Mini Chicken Pot Pies

Chicken Pot Pie is one of those meals that pretty much all of us are happy with, though Wee One #2 still picks out the corn. What’s with that? Corn is the hardly-even-a-vegetable vegetable that kids actually eat! Anyhoo, so she ‘hates corn’ but otherwise is happy with this and the rest of us eat it up. I try to make more than one at a time and stick one in the freezer so I can come to my own rescue a couple of hours before dinner and I’m not finished with the kid’s school for the day and my husband is on his way home – insert your own dinner time stress here.

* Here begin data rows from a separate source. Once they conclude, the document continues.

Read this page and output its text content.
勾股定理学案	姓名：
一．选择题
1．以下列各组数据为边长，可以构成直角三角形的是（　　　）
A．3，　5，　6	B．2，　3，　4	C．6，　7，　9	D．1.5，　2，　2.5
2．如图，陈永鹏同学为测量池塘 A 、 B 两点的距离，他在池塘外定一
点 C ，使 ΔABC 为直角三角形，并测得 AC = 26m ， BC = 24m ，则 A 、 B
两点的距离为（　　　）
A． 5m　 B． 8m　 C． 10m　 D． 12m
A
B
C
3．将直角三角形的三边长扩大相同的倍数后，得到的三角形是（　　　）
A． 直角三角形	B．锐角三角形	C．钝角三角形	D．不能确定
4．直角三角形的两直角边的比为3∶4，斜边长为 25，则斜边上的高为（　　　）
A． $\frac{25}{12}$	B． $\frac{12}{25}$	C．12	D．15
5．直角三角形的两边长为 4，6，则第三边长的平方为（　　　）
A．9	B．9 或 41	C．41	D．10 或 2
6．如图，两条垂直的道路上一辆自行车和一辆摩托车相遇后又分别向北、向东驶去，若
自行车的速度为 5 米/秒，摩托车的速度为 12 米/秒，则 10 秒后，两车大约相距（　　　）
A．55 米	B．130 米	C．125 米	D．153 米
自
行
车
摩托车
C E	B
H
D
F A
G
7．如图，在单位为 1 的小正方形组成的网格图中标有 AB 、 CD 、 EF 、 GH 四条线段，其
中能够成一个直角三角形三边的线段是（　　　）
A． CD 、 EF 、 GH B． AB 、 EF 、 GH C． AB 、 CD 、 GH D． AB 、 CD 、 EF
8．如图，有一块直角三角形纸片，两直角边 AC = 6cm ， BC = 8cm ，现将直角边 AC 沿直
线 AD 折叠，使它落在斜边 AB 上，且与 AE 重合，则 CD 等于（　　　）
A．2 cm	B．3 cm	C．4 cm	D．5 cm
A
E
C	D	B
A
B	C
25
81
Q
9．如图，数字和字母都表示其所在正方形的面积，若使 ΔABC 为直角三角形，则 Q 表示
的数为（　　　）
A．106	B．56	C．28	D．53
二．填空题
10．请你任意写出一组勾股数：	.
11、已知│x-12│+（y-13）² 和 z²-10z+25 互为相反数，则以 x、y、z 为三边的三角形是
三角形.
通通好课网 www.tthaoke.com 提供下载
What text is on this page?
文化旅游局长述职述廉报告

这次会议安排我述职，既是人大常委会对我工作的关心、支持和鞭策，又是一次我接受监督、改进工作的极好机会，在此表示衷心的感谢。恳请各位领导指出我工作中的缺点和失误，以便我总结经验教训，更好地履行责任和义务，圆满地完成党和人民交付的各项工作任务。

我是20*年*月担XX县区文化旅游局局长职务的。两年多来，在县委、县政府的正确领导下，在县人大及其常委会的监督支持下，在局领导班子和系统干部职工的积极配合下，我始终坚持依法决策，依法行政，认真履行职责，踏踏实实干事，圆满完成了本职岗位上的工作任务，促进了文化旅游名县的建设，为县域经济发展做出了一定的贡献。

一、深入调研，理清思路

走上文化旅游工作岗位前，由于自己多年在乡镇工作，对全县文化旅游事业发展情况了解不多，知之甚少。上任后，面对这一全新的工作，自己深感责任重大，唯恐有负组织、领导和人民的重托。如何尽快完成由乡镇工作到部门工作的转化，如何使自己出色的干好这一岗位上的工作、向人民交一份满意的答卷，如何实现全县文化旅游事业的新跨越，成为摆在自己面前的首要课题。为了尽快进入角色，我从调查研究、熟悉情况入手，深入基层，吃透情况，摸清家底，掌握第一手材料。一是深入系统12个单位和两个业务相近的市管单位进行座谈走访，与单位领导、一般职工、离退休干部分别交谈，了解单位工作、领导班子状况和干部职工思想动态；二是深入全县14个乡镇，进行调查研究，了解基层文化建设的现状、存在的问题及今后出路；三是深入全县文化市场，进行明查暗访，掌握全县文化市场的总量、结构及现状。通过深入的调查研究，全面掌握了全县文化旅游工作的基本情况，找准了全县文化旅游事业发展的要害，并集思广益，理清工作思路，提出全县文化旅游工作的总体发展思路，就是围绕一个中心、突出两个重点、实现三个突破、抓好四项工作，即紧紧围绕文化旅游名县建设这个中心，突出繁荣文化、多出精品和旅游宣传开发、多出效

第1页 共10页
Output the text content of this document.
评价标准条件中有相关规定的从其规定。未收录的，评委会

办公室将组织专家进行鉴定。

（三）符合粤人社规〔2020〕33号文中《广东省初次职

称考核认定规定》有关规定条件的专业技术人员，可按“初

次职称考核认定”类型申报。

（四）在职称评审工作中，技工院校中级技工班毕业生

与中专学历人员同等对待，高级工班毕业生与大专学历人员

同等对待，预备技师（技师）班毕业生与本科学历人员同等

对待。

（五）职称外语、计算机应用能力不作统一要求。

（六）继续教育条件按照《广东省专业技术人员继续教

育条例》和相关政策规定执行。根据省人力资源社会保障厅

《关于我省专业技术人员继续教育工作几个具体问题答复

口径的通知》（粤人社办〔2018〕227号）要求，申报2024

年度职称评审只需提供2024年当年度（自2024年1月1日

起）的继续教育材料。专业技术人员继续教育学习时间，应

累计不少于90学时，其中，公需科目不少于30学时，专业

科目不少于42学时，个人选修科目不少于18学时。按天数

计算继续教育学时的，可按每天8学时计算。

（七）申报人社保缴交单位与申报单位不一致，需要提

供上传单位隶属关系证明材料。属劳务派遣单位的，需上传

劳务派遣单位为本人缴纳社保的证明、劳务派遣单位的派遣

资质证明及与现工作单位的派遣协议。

However, I have sometimes used that extra chicken pot pie and am left with the ingredients and no time to make the actual pie. So, enter Bisquick. I will post a proper recipe for homemade Bisquick but essentially it’s just flour, baking powder, salt and either butter or shortening. Also, as far as I’ve read (will need to experiment before I actually post about it) the recipes that include powered milk are the best. So, if you have some Bisquick on hand or the ingredients for homemade Bisquick on hand this recipe is crazy easy. The only painful part (and it’s only painful if you’re dealing with a time crunch) is the rolling out of the pie crust. With this recipe, you mix up the batter, make the filler and then layer it all into a muffin pan. Genius, right? I know! After about 15 minutes or so of prep and then 20 minutes (ish) of baking while I clean up the kitchen, and dinner is done! Which is great because it takes about 35 minutes from the moment my husband signs out of Skype to when he arrives at the front door. So win-win!

You’re welcome.

Mini Chicken Pot Pies

2 chicken breasts, cooked and chopped
1/2 – 1 cup corn (depending on how much you love or hate corn)
2 teaspoons black pepper
2 teaspoons rosemary (I chop mine a little so they’re not so ‘pokey’ as Wee One #3 would say)
2 – 3 potatoes, chopped and boiled
1/4 cup chicken stock
2 cups chicken gravy

Mini Chicken Pot Pies
Mini Chicken Pot Pies
It’s so simple it’s silly to even call it a recipe. Mix the chicken, corn, pepper, rosemary, potatoes and chicken stock in a bowl. Prepare the Bisquick batter (usually just Bisquick and water). Fill each muffin cup about 1/4 full with batter and add filling. Not so little that they’re diet pies, but not so much that they explode in the oven. Then top with the rest of the batter. Voila!
Mini Chicken Pot Pies
Mini Chicken Pot Pies
Bake them at 350 for about 20 minutes and clean your kitchen! Kidding. Well, you probably should but I’m not going to bully you into cleaning. At the very least make a simple (cheater) side to go with it – and heat up your gravy! We usually break them open at the table and pour gravy over them. This is pretty obvy one of the kid’s plates and yes, it was attacked by some kind of gravy monster!